My first night in Saratoga, the Hobo Pool lived up to its reputation as a communal public bath.
Two sunburned young men flaunting tattoos and burly arms -- roughnecks working natural gas rigs -- stood waist deep in the sulfurous waters. Skinny backpackers just down from the national forest washed off the trail dust before changing into street clothes. Tourists mingled with ranch hands. And the townies, not bothering with the changing rooms, showed up in bathrobes and slippers, seeking a quick soak before bed.
Long before the transcontinental railroad brought settlers into southern Wyoming, Native Americans bathed in these mineral hot springs. The settlers called the town Warm Springs originally, then in 1876 renamed it Saratoga after the New York resort, hoping to lure tourists and rheumatics.
The Hobo Pool -- so called because it once gave succor to transients and carefree cowboys -- remains free and open 24 hours a day.
Saratoga sits at the head of the North Platte River Valley, bordered on the west by the Sierra Madre and to the east by the towering Snowy Range, both part of the Medicine Bow National Forest. The valley is quintessential Wyoming, a landscape of buttes, mountains, river breaks and sagebrush plains. Working cattle ranches occupy the valley floor, and wildlife -- elk, pronghorn antelope, mule deer, moose and other critters -- meander through the foothills and along roadways.

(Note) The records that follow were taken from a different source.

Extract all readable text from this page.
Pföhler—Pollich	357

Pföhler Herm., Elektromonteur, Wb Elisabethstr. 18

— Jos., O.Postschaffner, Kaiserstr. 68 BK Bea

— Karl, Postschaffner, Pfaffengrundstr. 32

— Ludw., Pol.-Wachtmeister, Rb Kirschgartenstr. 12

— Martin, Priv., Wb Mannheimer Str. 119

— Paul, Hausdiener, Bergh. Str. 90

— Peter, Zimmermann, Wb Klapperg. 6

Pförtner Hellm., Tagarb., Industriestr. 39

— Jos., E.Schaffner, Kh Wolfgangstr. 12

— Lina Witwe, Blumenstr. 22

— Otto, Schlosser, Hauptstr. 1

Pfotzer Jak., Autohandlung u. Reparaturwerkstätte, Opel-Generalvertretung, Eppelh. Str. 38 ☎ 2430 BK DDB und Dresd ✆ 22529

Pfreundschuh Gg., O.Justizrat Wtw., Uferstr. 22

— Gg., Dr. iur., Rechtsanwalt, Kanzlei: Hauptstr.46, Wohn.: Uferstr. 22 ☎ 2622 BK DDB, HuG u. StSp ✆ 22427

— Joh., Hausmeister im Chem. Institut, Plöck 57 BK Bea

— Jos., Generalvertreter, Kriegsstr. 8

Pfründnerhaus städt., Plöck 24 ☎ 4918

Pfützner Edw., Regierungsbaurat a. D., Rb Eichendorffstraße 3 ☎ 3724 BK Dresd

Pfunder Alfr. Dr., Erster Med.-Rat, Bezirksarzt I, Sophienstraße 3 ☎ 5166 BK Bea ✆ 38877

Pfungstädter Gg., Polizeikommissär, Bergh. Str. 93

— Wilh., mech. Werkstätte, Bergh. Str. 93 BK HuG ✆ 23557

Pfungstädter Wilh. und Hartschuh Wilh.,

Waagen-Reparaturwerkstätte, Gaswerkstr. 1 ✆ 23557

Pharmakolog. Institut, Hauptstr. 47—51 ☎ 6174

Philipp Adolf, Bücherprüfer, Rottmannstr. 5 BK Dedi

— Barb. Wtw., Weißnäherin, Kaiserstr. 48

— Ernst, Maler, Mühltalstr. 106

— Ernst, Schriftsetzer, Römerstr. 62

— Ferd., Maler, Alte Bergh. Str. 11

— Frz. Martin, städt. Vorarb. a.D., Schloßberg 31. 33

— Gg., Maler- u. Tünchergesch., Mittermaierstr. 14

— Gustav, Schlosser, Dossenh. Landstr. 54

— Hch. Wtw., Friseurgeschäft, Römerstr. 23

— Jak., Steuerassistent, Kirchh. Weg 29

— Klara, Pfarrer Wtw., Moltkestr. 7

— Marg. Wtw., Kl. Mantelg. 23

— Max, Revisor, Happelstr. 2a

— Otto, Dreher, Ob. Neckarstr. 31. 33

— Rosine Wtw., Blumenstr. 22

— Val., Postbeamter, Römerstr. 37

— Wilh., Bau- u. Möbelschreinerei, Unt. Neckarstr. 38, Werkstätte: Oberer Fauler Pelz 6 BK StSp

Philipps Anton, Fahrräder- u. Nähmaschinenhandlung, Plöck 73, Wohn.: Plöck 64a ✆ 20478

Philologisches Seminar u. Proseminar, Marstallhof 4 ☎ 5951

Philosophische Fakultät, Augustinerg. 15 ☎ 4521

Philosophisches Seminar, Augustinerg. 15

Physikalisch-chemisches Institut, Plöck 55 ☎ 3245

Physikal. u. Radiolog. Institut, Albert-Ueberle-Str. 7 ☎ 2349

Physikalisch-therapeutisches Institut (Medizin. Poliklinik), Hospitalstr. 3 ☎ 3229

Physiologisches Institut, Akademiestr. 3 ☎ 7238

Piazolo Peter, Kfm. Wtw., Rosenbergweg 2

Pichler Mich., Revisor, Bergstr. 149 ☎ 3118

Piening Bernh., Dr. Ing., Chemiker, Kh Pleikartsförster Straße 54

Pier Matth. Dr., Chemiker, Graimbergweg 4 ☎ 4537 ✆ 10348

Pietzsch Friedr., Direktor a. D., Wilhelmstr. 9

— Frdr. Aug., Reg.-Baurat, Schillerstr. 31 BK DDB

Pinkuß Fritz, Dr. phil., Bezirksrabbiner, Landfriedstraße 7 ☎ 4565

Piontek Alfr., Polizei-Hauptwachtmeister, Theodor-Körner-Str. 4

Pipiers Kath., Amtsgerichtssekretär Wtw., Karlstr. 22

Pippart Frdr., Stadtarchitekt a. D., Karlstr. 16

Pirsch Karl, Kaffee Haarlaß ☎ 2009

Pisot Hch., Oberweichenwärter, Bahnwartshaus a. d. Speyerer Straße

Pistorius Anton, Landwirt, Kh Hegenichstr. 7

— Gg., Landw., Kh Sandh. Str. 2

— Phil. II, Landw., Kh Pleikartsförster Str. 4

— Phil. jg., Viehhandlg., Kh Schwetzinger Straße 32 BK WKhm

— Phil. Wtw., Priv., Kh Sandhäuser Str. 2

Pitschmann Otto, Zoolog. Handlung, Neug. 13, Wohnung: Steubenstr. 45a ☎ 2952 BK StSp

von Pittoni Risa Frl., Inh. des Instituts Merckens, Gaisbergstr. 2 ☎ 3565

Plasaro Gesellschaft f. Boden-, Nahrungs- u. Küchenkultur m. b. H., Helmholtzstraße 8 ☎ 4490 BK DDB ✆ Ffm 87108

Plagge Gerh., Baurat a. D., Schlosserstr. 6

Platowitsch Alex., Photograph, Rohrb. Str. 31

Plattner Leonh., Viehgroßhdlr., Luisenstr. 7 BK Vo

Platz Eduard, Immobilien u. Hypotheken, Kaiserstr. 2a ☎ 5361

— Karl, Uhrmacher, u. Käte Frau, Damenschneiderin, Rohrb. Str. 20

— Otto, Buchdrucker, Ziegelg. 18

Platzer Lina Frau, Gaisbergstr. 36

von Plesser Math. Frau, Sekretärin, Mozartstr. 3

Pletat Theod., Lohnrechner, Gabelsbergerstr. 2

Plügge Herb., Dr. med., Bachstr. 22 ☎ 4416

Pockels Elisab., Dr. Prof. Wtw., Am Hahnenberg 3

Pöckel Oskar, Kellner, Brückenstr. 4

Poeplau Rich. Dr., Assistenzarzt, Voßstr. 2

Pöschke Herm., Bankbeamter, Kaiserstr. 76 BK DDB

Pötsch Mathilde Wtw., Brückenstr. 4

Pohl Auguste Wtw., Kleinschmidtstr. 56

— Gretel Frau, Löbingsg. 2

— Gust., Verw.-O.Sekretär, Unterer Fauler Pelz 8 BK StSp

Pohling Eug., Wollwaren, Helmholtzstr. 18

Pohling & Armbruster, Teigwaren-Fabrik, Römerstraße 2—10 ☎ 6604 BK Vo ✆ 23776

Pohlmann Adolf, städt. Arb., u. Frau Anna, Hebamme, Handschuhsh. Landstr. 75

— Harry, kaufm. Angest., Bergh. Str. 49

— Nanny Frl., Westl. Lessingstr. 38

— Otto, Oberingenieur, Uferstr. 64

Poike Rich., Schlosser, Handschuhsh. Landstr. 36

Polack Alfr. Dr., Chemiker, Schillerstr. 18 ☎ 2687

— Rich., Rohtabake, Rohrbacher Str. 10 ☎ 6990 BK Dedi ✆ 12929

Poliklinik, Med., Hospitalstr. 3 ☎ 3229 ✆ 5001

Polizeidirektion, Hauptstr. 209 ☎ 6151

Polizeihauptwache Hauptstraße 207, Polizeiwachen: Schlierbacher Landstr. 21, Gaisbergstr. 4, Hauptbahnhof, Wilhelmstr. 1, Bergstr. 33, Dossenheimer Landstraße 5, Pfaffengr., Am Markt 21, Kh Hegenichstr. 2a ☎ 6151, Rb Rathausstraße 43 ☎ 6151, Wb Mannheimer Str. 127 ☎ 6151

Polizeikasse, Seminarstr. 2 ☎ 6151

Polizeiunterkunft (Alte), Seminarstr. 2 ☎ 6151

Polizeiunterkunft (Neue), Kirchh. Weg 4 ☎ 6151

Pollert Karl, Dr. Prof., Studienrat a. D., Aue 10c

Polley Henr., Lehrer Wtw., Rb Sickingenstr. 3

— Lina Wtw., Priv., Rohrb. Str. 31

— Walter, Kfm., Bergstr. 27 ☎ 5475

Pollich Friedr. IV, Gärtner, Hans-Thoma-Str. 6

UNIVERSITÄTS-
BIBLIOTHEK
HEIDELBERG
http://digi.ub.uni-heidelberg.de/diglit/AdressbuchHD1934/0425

With its hot springs, nearby mountains and superb trout fishing in the North Platte, Saratoga is a natural tourist attraction. But unlike nearby Steamboat Springs, Colo., or Jackson Hole, in northwestern Wyoming, Saratoga is still small (population 1,700), unpretentious and more authentically Western because, tourism aside, ranching remains the valley’s economic mainstay.
But it’s not all agrarian, just-plain-folks. The Old Baldy Club -- a private golf and fishing resort -- hosts an exclusive membership. Film stars and other luminaries are sometimes sighted on the river or in gift shops downtown. When I visited Saratoga in late July last year, I first took a room at the Hotel Wolf, a historic redbrick structure done in Victorian furnishings.
I had planned to hire a guide and fish the Platte with a childhood friend who lives nearby, but his work schedule didn’t coincide with my vacation. Instead, I rented a canoe for a six-hour (10-mile) float and brought along Hannah, his 15-year-old daughter. She was an amiable companion but no fly fisher and was more interested in hearing incriminating stories about her father’s teen years.
I kept his confidences and instead gave her a natural history lesson on Western bird life. As we paddled out of town, the river cut through bluffs and sagebrush-covered hills. In this dry landscape, the Platte’s lush, riparian forest of cottonwoods was a magnet for wildlife.
We rounded bends and spooked mule deer wading across the shallows. Out on the plains, we saw pronghorn grazing the sagebrush. A bald eagle glided overhead. It was a relaxing and easy float.
I took day trips into the national forest and mountain biked at the South Brush Creek Visitors Center and Bottle Creek campgrounds. Both have trail systems constructed for cross-country skiing with gentle hills.
In the late afternoons, I shopped for Western art and jewelry in the galleries, sampled the restaurants and sat on the Wolf Hotel’s spacious front porch watching the traffic go by.
On my final day, I drove 25 miles east on Wyoming 130 to where it crosses the Snowy Range. At the summit of the road, the southern face of Medicine Bow Peak plunges 2,000 feet to an alpine tundra of lakes and white-granite boulders. In July, when a carpet of wildflowers covers the meadows, it is an especially sublime landscape.
The trail to Medicine Bow Peak is just 4 1/2 miles but begins at 10,400 feet, climbs steeply out of the tree line and crests at the mountain’s 12,013-foot summit. I planned a circular route of eight miles. Several times, I stopped, breathless, my head and heart thumping.
While I rested, I pulled binoculars from my pack and took in the view. To the east lay the Laramie Plains; to the south, Longs Peak (14,259 feet) stood way off in Colorado; and west and north past the Platte Valley sprawled the empty high plains of central Wyoming.
I walked on and passed through meadows covered with alpine phlox, bottlebrush and other wildflowers. Farther up, talus, or shattered rock, replaced the soil. In the final 200 yards, I leaped from boulder to boulder and nearly got knocked down by the wind whipping across the summit. I ate lunch wedged into a calm space between two boulders, looking down on the glacially carved lakes that sparkled silver.
That night in Saratoga, I celebrated with a “wolf steak” -- a sirloin at the Wolf Hotel -- and then checked into the Saratoga Inn to experience its hot springs, a large, naturally heated swimming pool and a series of pools that had graduating temperatures.
After a nap, I left my room around 1 a.m. and submerged up to my neck in one of the smaller pools. I took in the cool night air and stared up through the steam at thestars . Perhaps no real medicinal properties existed in those mineral-laden waters, but the experience was positively restorative.